Okay, great. So my second question was about your amortizations and depreciations. So we saw total depreciation and amortizations going down to DKK 35 million in this quarter, down from close to DKK 50 million in the previous quarters. And I guess that most of this decline is explained by lower amortizations. How should we think about this line going into the next quarter?
Yes. So in general, we've had a long period of time with amortizations declining as we've been sort of gradually riding off on some of the major sort of especially TV platform investments that have been done in the past. And I think we should start to expect seeing this level stabilize and also, in some instances, starting to increase a little bit again based on our incurred development costs starting to increase again as well. So I think that's as specific as I will be at this point in time.
So you would expect depreciation and amortization to be higher than DKK 35 million in the quarter -- next quarter?
Yes, that's at least the direction it will take over time. And I think the turning point is about where we are now. So you could make that assumption.
Great. And then just a final clarification about the sell-through of flat panels. Did you mention that the sell-through has been ended? Or would it continue into the fourth quarter?
The sell-through will continue also in the fourth quarter. So we bought a rather large quantity of screens from LG when we launched this product in order to secure supply to the markets. We're selling that screen through with basically 0 margin. And we have still some screens on inventory for Q4 as well.
So we should expect the same effect in Q4?
Yes, you should expect it to have a margin impact in Q4 as well.
And as there are no further questions, I'll hand it back for any closing remarks.

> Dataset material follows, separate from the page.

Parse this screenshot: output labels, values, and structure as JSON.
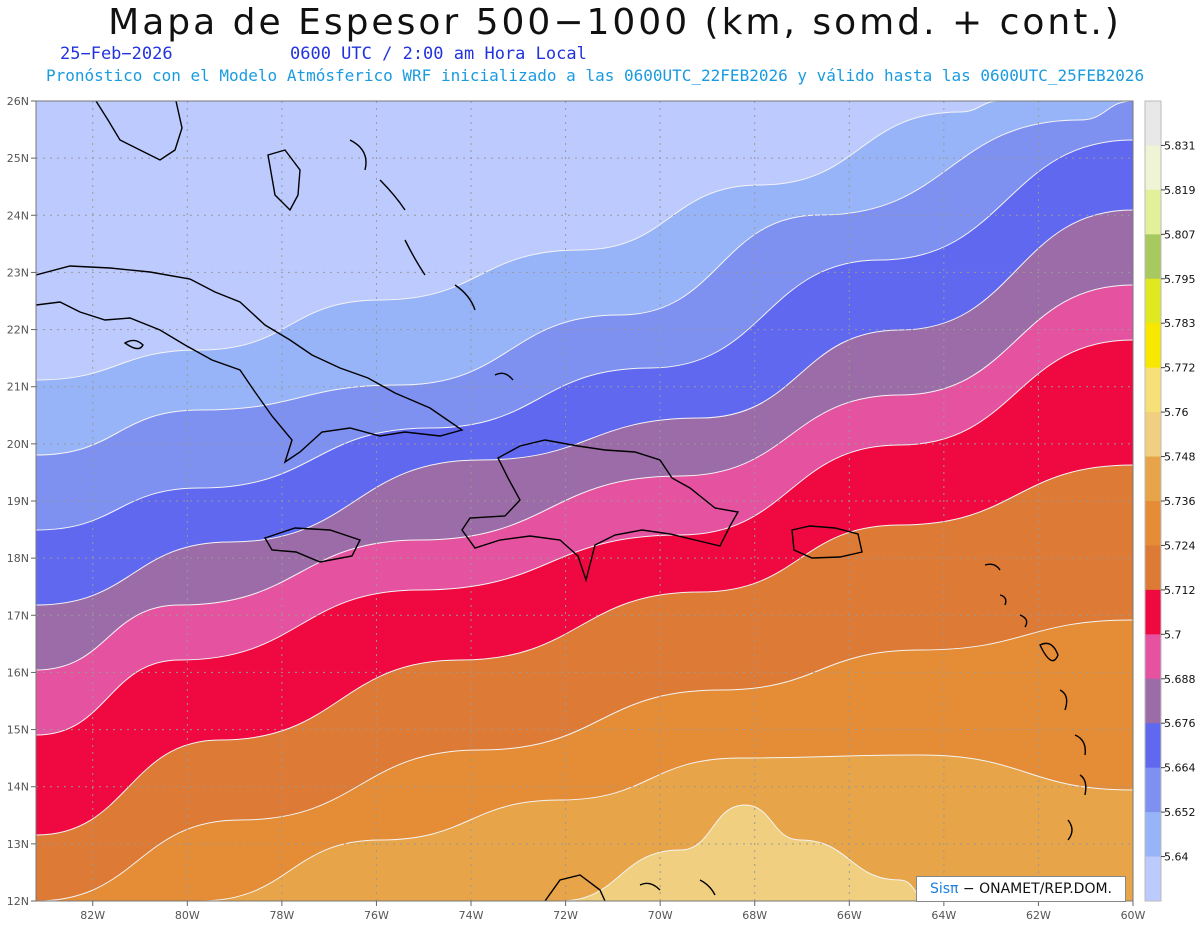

So thank you very much, everybody, for joining today's call. We appreciate your interest in us. And as always, we're looking forward to meeting you next quarter again. So I wish you a good end of the week. And if you have any further questions, please go back to Martin and our IR department. So thank you very much for joining. Have a good day.
This concludes our conference call. Thank you all for attending. You may now disconnect your lines.